On sait par l’historien Théopompe, contemporain de Philippe et d’Alexandre, que les Mages de l’époque achéménide donnaient au monde une existence limitée, divisée en périodes égales de trois mille ans. Ormazd et Ahriman régnaient alternativement durant les deux premières périodes de trois mille ans : ils luttaient ensemble et détruisaient l’un l’autre leur œuvre durant la période suivante ; enfin (τέλος (telos)) Ahriman était vaincu, et les hommes vivaient heureux, n’avaient plus besoin de nourriture et ne faisant point d’ombre^^1.
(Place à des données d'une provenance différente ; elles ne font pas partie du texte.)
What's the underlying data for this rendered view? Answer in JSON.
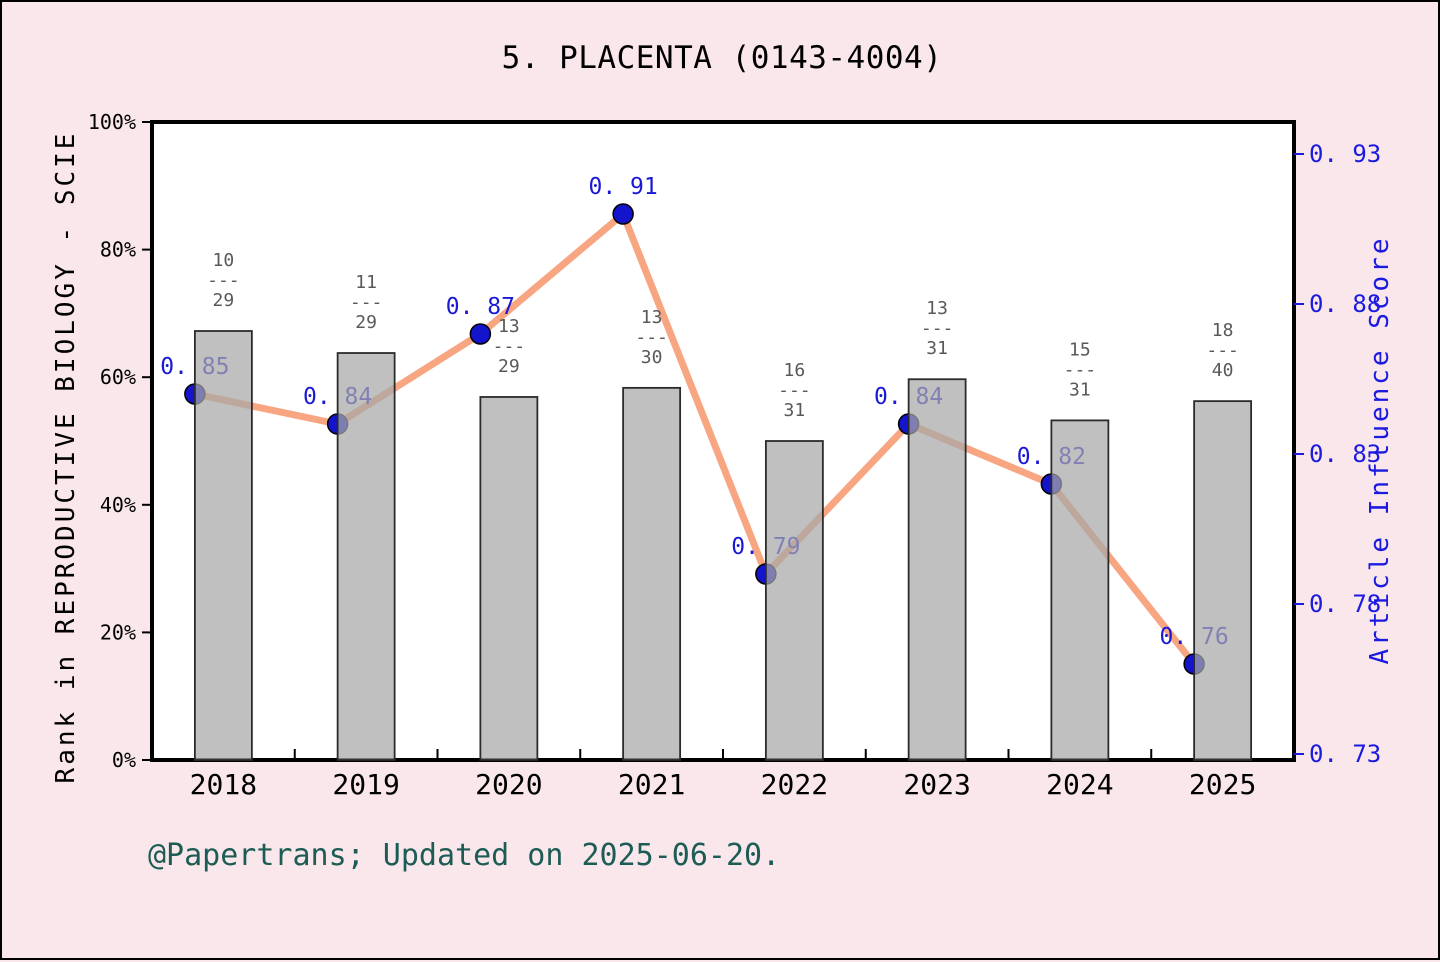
{
  "title": "5. PLACENTA (0143-4004)",
  "footer": "@Papertrans; Updated on 2025-06-20.",
  "colors": {
    "background": "#f9e7eb",
    "frame_border": "#000000",
    "plot_bg": "#ffffff",
    "plot_border": "#000000",
    "bar_fill": "#a8a8a8",
    "bar_border": "#2b2b2b",
    "line": "#f8a682",
    "marker_fill": "#1414cc",
    "marker_border": "#000000",
    "value_label": "#1a1ad6",
    "right_axis_text": "#1a1ae0",
    "left_axis_text": "#000000",
    "fraction_label": "#595959",
    "footer_text": "#1d5c55"
  },
  "chart_data": {
    "type": "bar+line combo",
    "title": "5. PLACENTA (0143-4004)",
    "categories": [
      "2018",
      "2019",
      "2020",
      "2021",
      "2022",
      "2023",
      "2024",
      "2025"
    ],
    "left_axis": {
      "label": "Rank in REPRODUCTIVE BIOLOGY - SCIE",
      "ticks": [
        0,
        20,
        40,
        60,
        80,
        100
      ],
      "tick_labels": [
        "0%",
        "20%",
        "40%",
        "60%",
        "80%",
        "100%"
      ],
      "range": [
        0,
        100
      ],
      "unit": "%"
    },
    "right_axis": {
      "label": "Article Influence Score",
      "ticks": [
        0.73,
        0.78,
        0.83,
        0.88,
        0.93
      ],
      "tick_labels": [
        "0. 73",
        "0. 78",
        "0. 83",
        "0. 88",
        "0. 93"
      ],
      "range": [
        0.73,
        0.93
      ]
    },
    "series": [
      {
        "name": "rank-percentile-bars",
        "type": "bar",
        "axis": "left",
        "fraction_labels": [
          {
            "top": "10",
            "bottom": "29"
          },
          {
            "top": "11",
            "bottom": "29"
          },
          {
            "top": "13",
            "bottom": "29"
          },
          {
            "top": "13",
            "bottom": "30"
          },
          {
            "top": "16",
            "bottom": "31"
          },
          {
            "top": "13",
            "bottom": "31"
          },
          {
            "top": "15",
            "bottom": "31"
          },
          {
            "top": "18",
            "bottom": "40"
          }
        ],
        "values_pct": [
          67.24,
          63.79,
          56.9,
          58.33,
          50.0,
          59.68,
          53.23,
          56.25
        ]
      },
      {
        "name": "article-influence-line",
        "type": "line",
        "axis": "right",
        "values": [
          0.85,
          0.84,
          0.87,
          0.91,
          0.79,
          0.84,
          0.82,
          0.76
        ],
        "point_labels": [
          "0. 85",
          "0. 84",
          "0. 87",
          "0. 91",
          "0. 79",
          "0. 84",
          "0. 82",
          "0. 76"
        ]
      }
    ],
    "grid": false,
    "legend": "none"
  }
}
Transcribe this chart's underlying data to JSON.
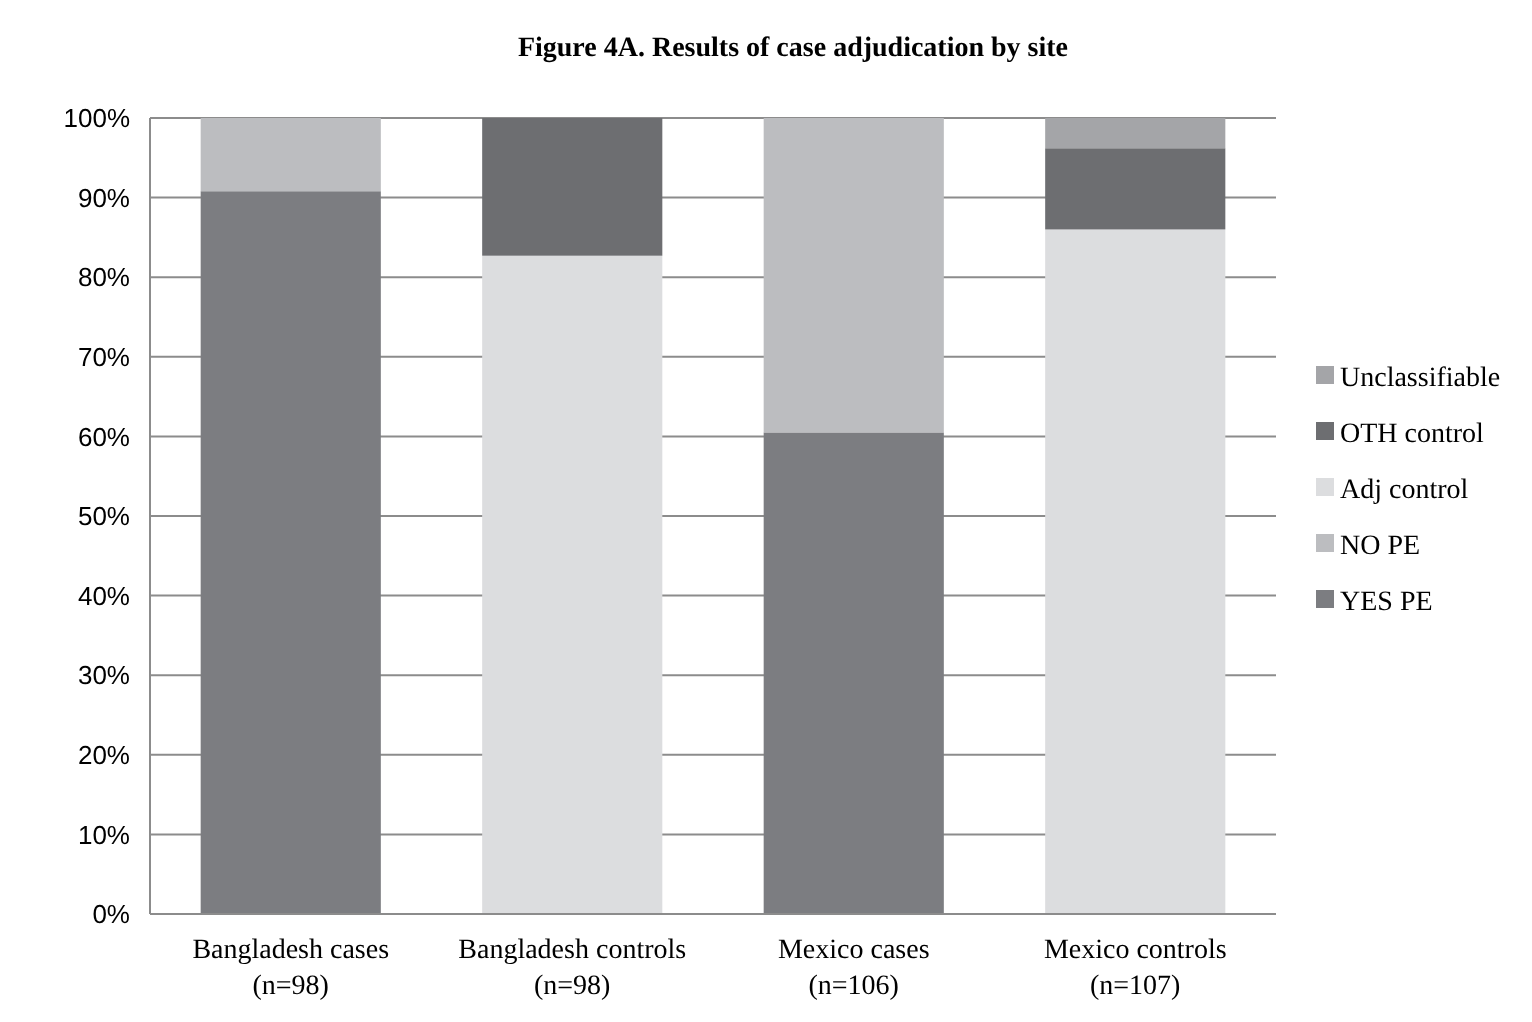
{
  "chart_data": {
    "type": "bar",
    "title": "Figure 4A. Results of case adjudication by site",
    "stacked": true,
    "categories": [
      "Bangladesh cases\n(n=98)",
      "Bangladesh controls\n(n=98)",
      "Mexico cases\n(n=106)",
      "Mexico controls\n(n=107)"
    ],
    "series": [
      {
        "name": "YES PE",
        "color": "#7c7d81",
        "values": [
          90.8,
          0,
          60.5,
          0
        ]
      },
      {
        "name": "NO PE",
        "color": "#bcbdc0",
        "values": [
          9.2,
          0,
          39.5,
          0
        ]
      },
      {
        "name": "Adj control",
        "color": "#dcdddf",
        "values": [
          0,
          82.7,
          0,
          86
        ]
      },
      {
        "name": "OTH control",
        "color": "#6d6e71",
        "values": [
          0,
          17.3,
          0,
          10.2
        ]
      },
      {
        "name": "Unclassifiable",
        "color": "#a4a5a8",
        "values": [
          0,
          0,
          0,
          3.8
        ]
      }
    ],
    "ylim": [
      0,
      100
    ],
    "yticks": [
      {
        "value": 0,
        "label": "0%"
      },
      {
        "value": 10,
        "label": "10%"
      },
      {
        "value": 20,
        "label": "20%"
      },
      {
        "value": 30,
        "label": "30%"
      },
      {
        "value": 40,
        "label": "40%"
      },
      {
        "value": 50,
        "label": "50%"
      },
      {
        "value": 60,
        "label": "60%"
      },
      {
        "value": 70,
        "label": "70%"
      },
      {
        "value": 80,
        "label": "80%"
      },
      {
        "value": 90,
        "label": "90%"
      },
      {
        "value": 100,
        "label": "100%"
      }
    ],
    "grid": "y",
    "legend": "right"
  }
}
Cette conception du Magisme achéménide, nous la retrouvons dans le Bundahish. Le monde dure douze mille ans : la troisième période, comme dans Théopompe, est remplie par le mélange et la lutte des deux principes ; la quatrième période, ouverte par l’apparition de Zoroastre et par la Révélation, est remplie par la victoire progressive et finalement décisive d’Auhrmazd, aboutissant à la ruine d’Ahriman, à la résurrection et au règne de la vie future. Il est probable que le τέλος (telos) de Théopompe répond à cette quatrième et dernière période et couvre les trois derniers milléniums. Mais où les deux conceptions diffèrent, c’est dans l’emploi des deux premières périodes. Avant Alexandre, elles appartenaient, à lourde rôle, à chacun des deux adversaires ; elles ont dans le Bundahish une signification bien plus compliquée et toute métaphysique. Durant l’une et l’autre période, le monde appartient à Ormazd ; mais durant la première, le monde n’a qu’une existence purement spirituelle ; c’est dans la seconde qu’il entre dans la réalité matérielle, « Auhrmazd, dit le Bundahish, créa le monde d’une façon spirituelle…, pendant trois mille ans, le monde resta sans corruption, sans mouvement, insaisissable^^2. » Dans les trois mille

1. De Iside et Osiride, 47.

2. apash mînôîhâ zag dâm… frâj brahînêt ; 3000 shant dâm dar mînôi yakôya mûnât, aîgh yahvûnt havâ-nd amûîtâr aravâg agriftâr Bundahish I, 8). — Albiruni (Chronology, 17), résumant une source analogue, mais matérialiste, dit : « Le globe céleste resta sans mouvement, les éléments ne se mêlaient pas, il n’y avait ni croissance, ni dépérissement, et la terre n’était point cultivée ».